Dalla sera dell’incidente non aveva mai parlato. Si era avvalso della facoltà di non rispondere durante la fase istruttoria né aveva mai messo piede in aula. Lo ha fatto dopo la richiesta di condanna del pubblico ministero Walter Cotugno: 20 anni e 7 mesi, senza attenuanti generiche, concesse invece al pilota Antonio Anfossi proprio perché si era sottoposto all’interrogatorio e all’esame durante il processo. Roberto Paoloni, il comandante del cargo Jolly Nero che la sera del 7 maggio 2013 abbatté la Torre Piloti del porto di Genova provocando 9 morti, ha reso dichiarazioni spontanee mercoledì. Nessuna ammissione di colpa, anzi: “Il pilota e i rimorchiatori pensarono solo a fuggire” ha detto.

Quella sera ci fu chi sbagliò, secondo il capitano, ma certamente non furono né lui né il responsabile a terra della sua compagnia di navigazione Messina, Giampaolo Olmetti, che secondo l’accusa merita la condanna a 17 anni perché in sostanza non ha mai analizzato bene né disposto correttivi alle continue situazioni di pericolo in cui si erano trovate le navi della flotta. Tradotto: sbagliò il pilota, sbagliarono i rimorchiatori. Non lui, non i suoi superiori a terra. Così la pensa Paoloni, che si dice “sconvolto da quanto successo” e di aver vissuto in questi anni “con il pensiero costante delle persone scomparse”.

In aula, in tribunale, il comandante Paoloni sciorina il curriculum, i 25 imbarchi sulle navi Messina “sempre effettuati con successo anche in condizioni meteo sfavorevoli”. E giù con il racconto dei minuti che precedettero l’impatto con la Torre Piloti. Un ricostruzione che Alessandra Guarini, Massimiliano Gabrielli e Cesare Bulgheroni, difensori della “mamma coraggio” Adele Chiello Tusa, che nel crollo perse il figlio Giuseppe, giudicano come “un tentativo estremamente tardivo e mal congegnato, se non suicida” di “guadagnarsi uno sconto di pena” tenuto conto che “oltre a risolversi nel più classico ed inutile scaricabarile in quanto l’imputato non fa altro che accusare tutti meno che se stesso per ciò che è accaduto quella notte trascura di considerare che tutti hanno eseguito gli ordini che gli erano stati assegnati sotto il suo comando”.

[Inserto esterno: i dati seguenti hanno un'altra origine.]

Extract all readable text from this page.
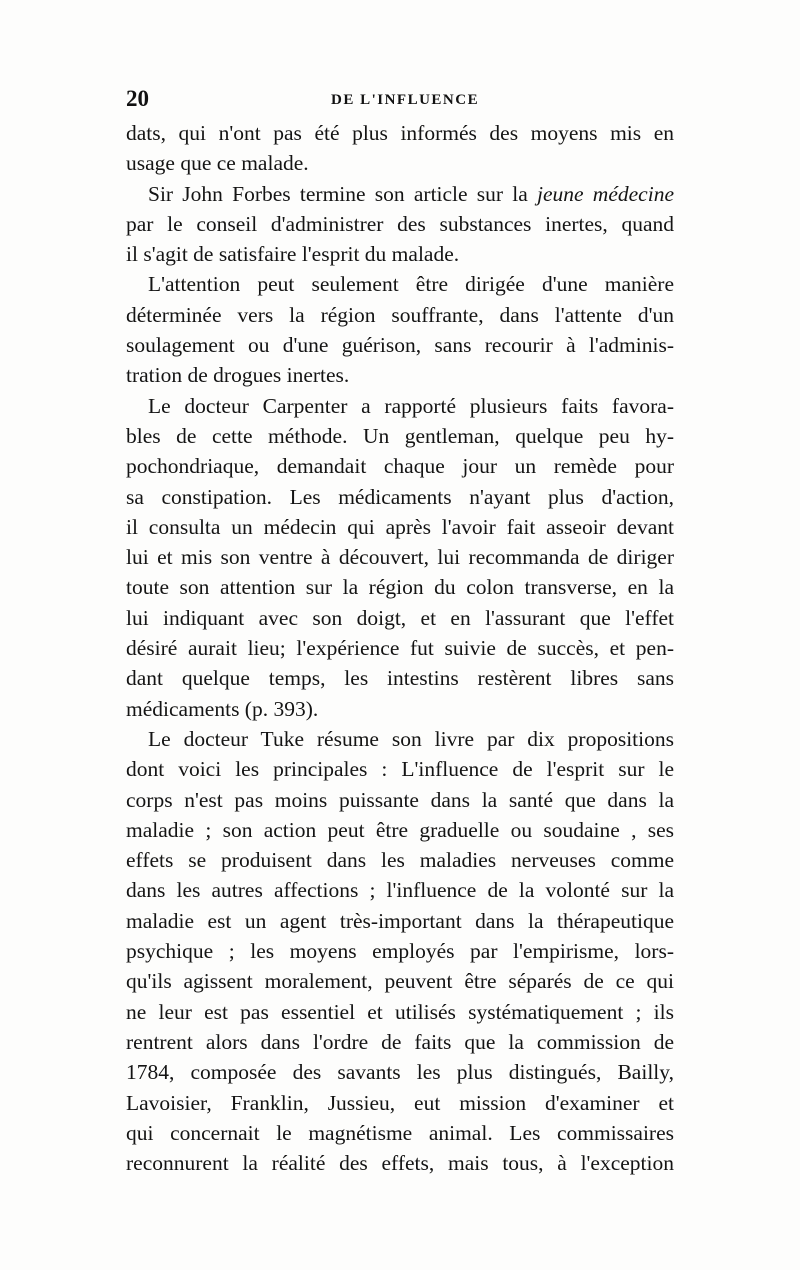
20	DE L'INFLUENCE
dats, qui n'ont pas été plus informés des moyens mis en
usage que ce malade.
Sir John Forbes termine son article sur la jeune médecine
par le conseil d'administrer des substances inertes, quand
il s'agit de satisfaire l'esprit du malade.
L'attention peut seulement être dirigée d'une manière
déterminée vers la région souffrante, dans l'attente d'un
soulagement ou d'une guérison, sans recourir à l'adminis-
tration de drogues inertes.
Le docteur Carpenter a rapporté plusieurs faits favora-
bles de cette méthode. Un gentleman, quelque peu hy-
pochondriaque, demandait chaque jour un remède pour
sa constipation. Les médicaments n'ayant plus d'action,
il consulta un médecin qui après l'avoir fait asseoir devant
lui et mis son ventre à découvert, lui recommanda de diriger
toute son attention sur la région du colon transverse, en la
lui indiquant avec son doigt, et en l'assurant que l'effet
désiré aurait lieu; l'expérience fut suivie de succès, et pen-
dant quelque temps, les intestins restèrent libres sans
médicaments (p. 393).
Le docteur Tuke résume son livre par dix propositions
dont voici les principales : L'influence de l'esprit sur le
corps n'est pas moins puissante dans la santé que dans la
maladie ; son action peut être graduelle ou soudaine , ses
effets se produisent dans les maladies nerveuses comme
dans les autres affections ; l'influence de la volonté sur la
maladie est un agent très-important dans la thérapeutique
psychique ; les moyens employés par l'empirisme, lors-
qu'ils agissent moralement, peuvent être séparés de ce qui
ne leur est pas essentiel et utilisés systématiquement ; ils
rentrent alors dans l'ordre de faits que la commission de
1784, composée des savants les plus distingués, Bailly,
Lavoisier, Franklin, Jussieu, eut mission d'examiner et
qui concernait le magnétisme animal. Les commissaires
reconnurent la réalité des effets, mais tous, à l'exception
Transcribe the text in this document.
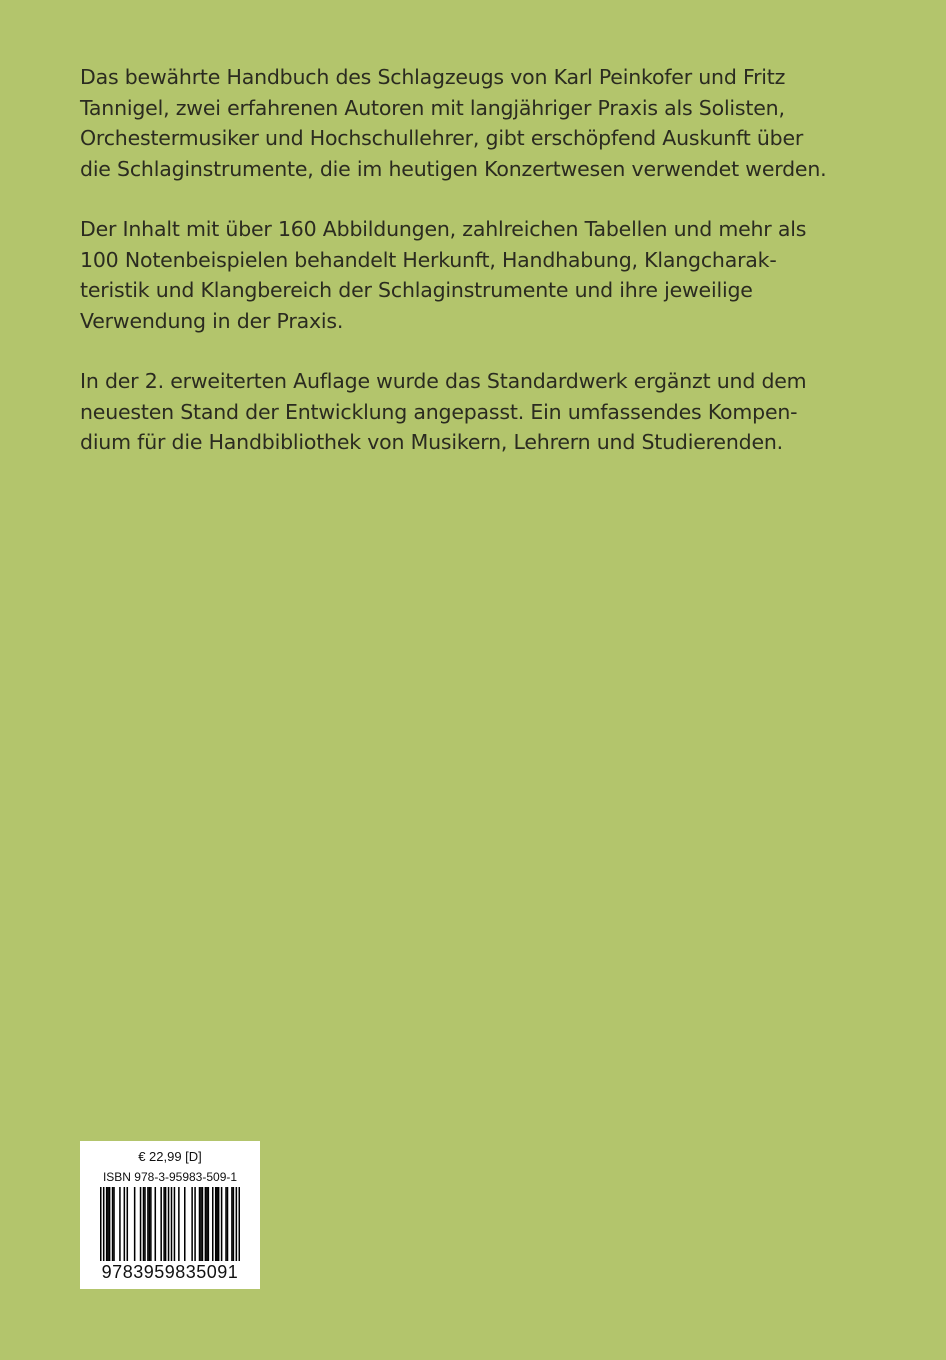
Das bewährte Handbuch des Schlagzeugs von Karl Peinkofer und Fritz
Tannigel, zwei erfahrenen Autoren mit langjähriger Praxis als Solisten,
Orchestermusiker und Hochschullehrer, gibt erschöpfend Auskunft über
die Schlaginstrumente, die im heutigen Konzertwesen verwendet werden.

Der Inhalt mit über 160 Abbildungen, zahlreichen Tabellen und mehr als
100 Notenbeispielen behandelt Herkunft, Handhabung, Klangcharak-
teristik und Klangbereich der Schlaginstrumente und ihre jeweilige
Verwendung in der Praxis.

In der 2. erweiterten Auflage wurde das Standardwerk ergänzt und dem
neuesten Stand der Entwicklung angepasst. Ein umfassendes Kompen-
dium für die Handbibliothek von Musikern, Lehrern und Studierenden.

€ 22,99 [D]
ISBN 978-3-95983-509-1
9783959835091
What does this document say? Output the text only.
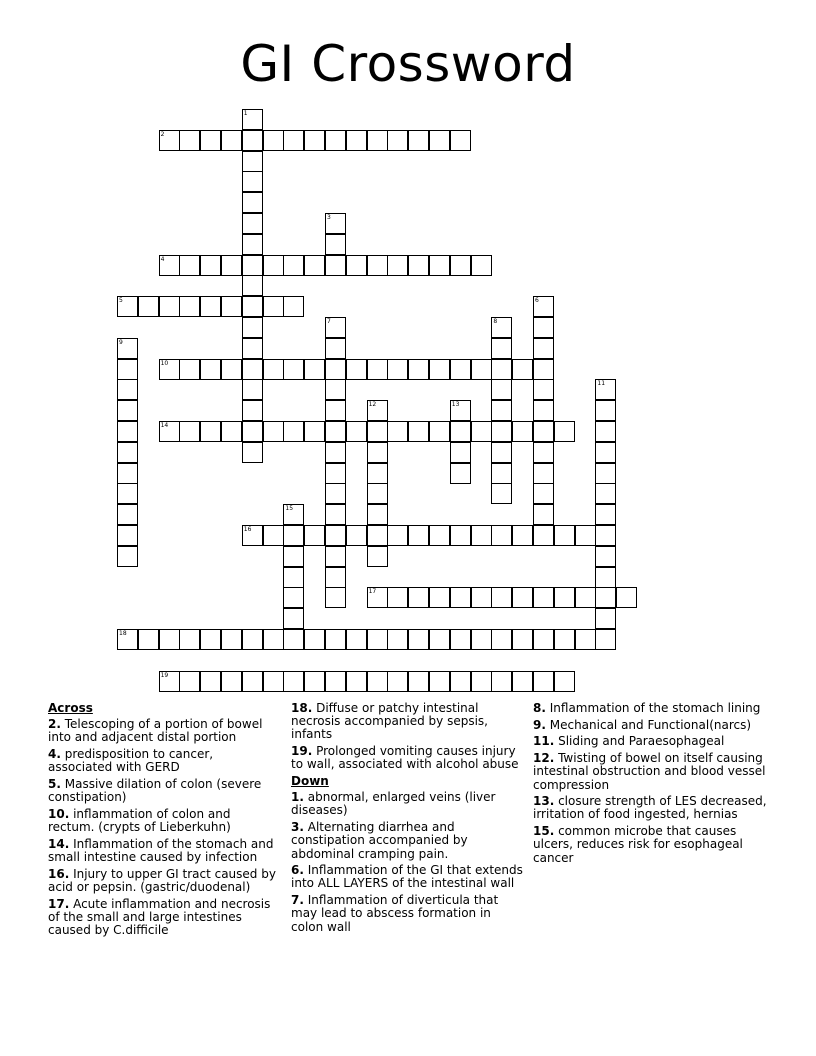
GI Crossword
1
2
3
4
5	6
7	8
9
10
11
12	13
14
15
16
17
18
19

Across

2. Telescoping of a portion of bowel into and adjacent distal portion

4. predisposition to cancer, associated with GERD

5. Massive dilation of colon (severe constipation)

10. inflammation of colon and rectum. (crypts of Lieberkuhn)

14. Inflammation of the stomach and small intestine caused by infection

16. Injury to upper GI tract caused by acid or pepsin. (gastric/duodenal)

17. Acute inflammation and necrosis of the small and large intestines caused by C.difficile

18. Diffuse or patchy intestinal necrosis accompanied by sepsis, infants

19. Prolonged vomiting causes injury to wall, associated with alcohol abuse

Down

1. abnormal, enlarged veins (liver diseases)

3. Alternating diarrhea and constipation accompanied by abdominal cramping pain.

6. Inflammation of the GI that extends into ALL LAYERS of the intestinal wall

7. Inflammation of diverticula that may lead to abscess formation in colon wall

8. Inflammation of the stomach lining

9. Mechanical and Functional(narcs)

11. Sliding and Paraesophageal

12. Twisting of bowel on itself causing intestinal obstruction and blood vessel compression

13. closure strength of LES decreased, irritation of food ingested, hernias

15. common microbe that causes ulcers, reduces risk for esophageal cancer
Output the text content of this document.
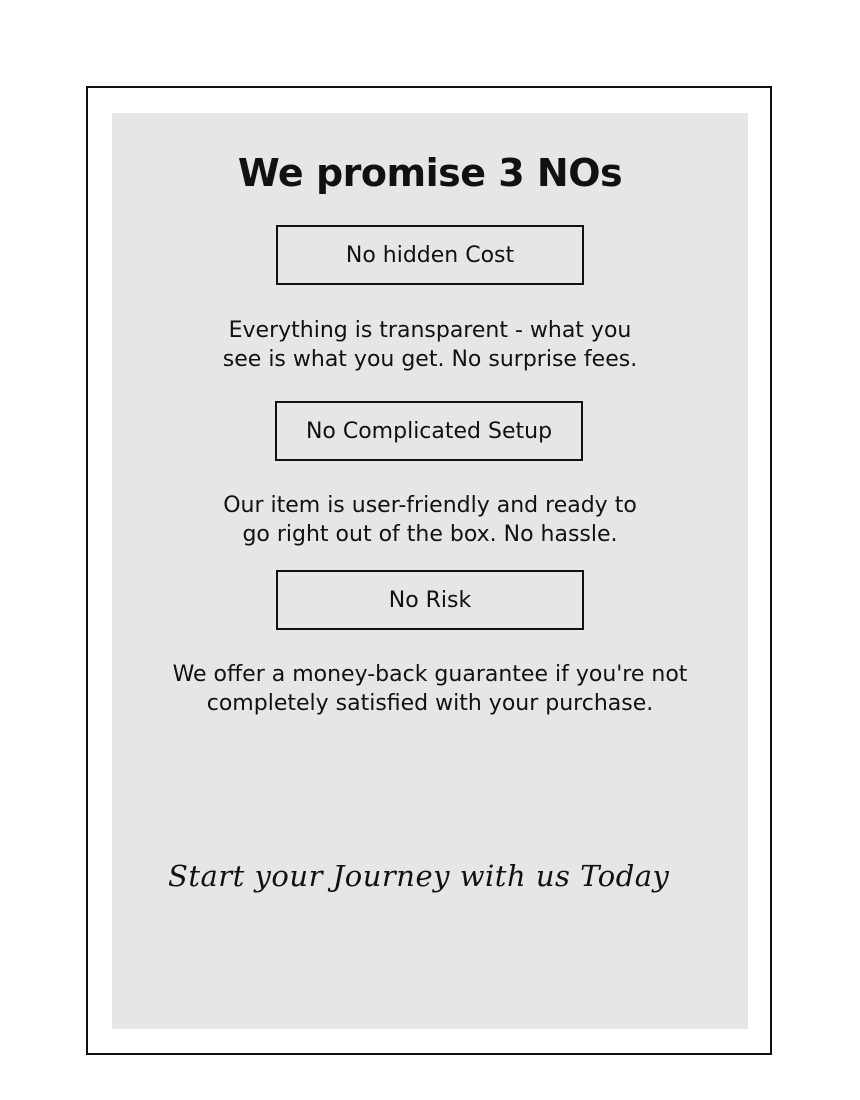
We promise 3 NOs
No hidden Cost

Everything is transparent - what you
see is what you get. No surprise fees.

No Complicated Setup

Our item is user-friendly and ready to
go right out of the box. No hassle.

No Risk

We offer a money-back guarantee if you're not
completely satisfied with your purchase.

Start your Journey with us Today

I ricordi di Paoloni partono dalle 20.30, quando salì sul ponte dove trovò “la check list e la pilot list card”. Sono documenti che deve firmare, poiché certificano che tutta la strumentazione di bordo sia funzionante. Un compito che – specifica – spetta all’ufficiale di guardia, Cristina Vaccaro, imputata per falso. Quei fogli erano sistemati in maniera tale, sostiene il comandante, che lui riuscisse a vedere solo lo spazio per le firme, che appose. E questo è uno dei punti di contestazione del processo: i contagiri in plancia erano infatti inservibili, ma segnati come funzionanti su quei documenti firmati da Paoloni.

Dopo aver ripercorso tutte le fasi di disormeggio, il Jolly Nero entra nelle fasi cruciali di manovra per uscire dal porto di Genova. Sono le 22.16. “Il comandante – spiega – nel corso della manovra di uscita deve stare al suo posto ovvero sulle alette della nave, pronto a intervenire in caso di qualche anomalia nella direzione della manovra”. Chi invece la effettua materialmente “è il pilota”, in questo caso Antonio Anfossi, “con l’ausilio dei rimorchiatori”.

Per Paoloni, tuttavia, Anfossi non avrebbe mantenuto la calma come lui quando si accorsero che il cargo non riprendeva la marcia in avanti andando a sbattere e i rimorchiatori “anziché prestare assistenza e soccorso hanno unicamente pensato di salvare loro stessi, lasciando che la nave finisse addosso alla Torre Piloti e prendendo la via di fuga”. Nella verità di Paoloni, secondo i legali di Chiello Tusa, manca un passaggio: “Era sua la responsabilità di vertice e supervisione, al di là del fatto che le sue dichiarazioni sono totalmente smentite dalle carte processuali e dalle registrazioni della scatola nera – spiegano – Peggio di Schettino quando affermò che Ambrosio e tutti gli ufficiali di plancia della Concordia gli avevano passato il comando della nave senza dirgli che stava andando sugli scogli”.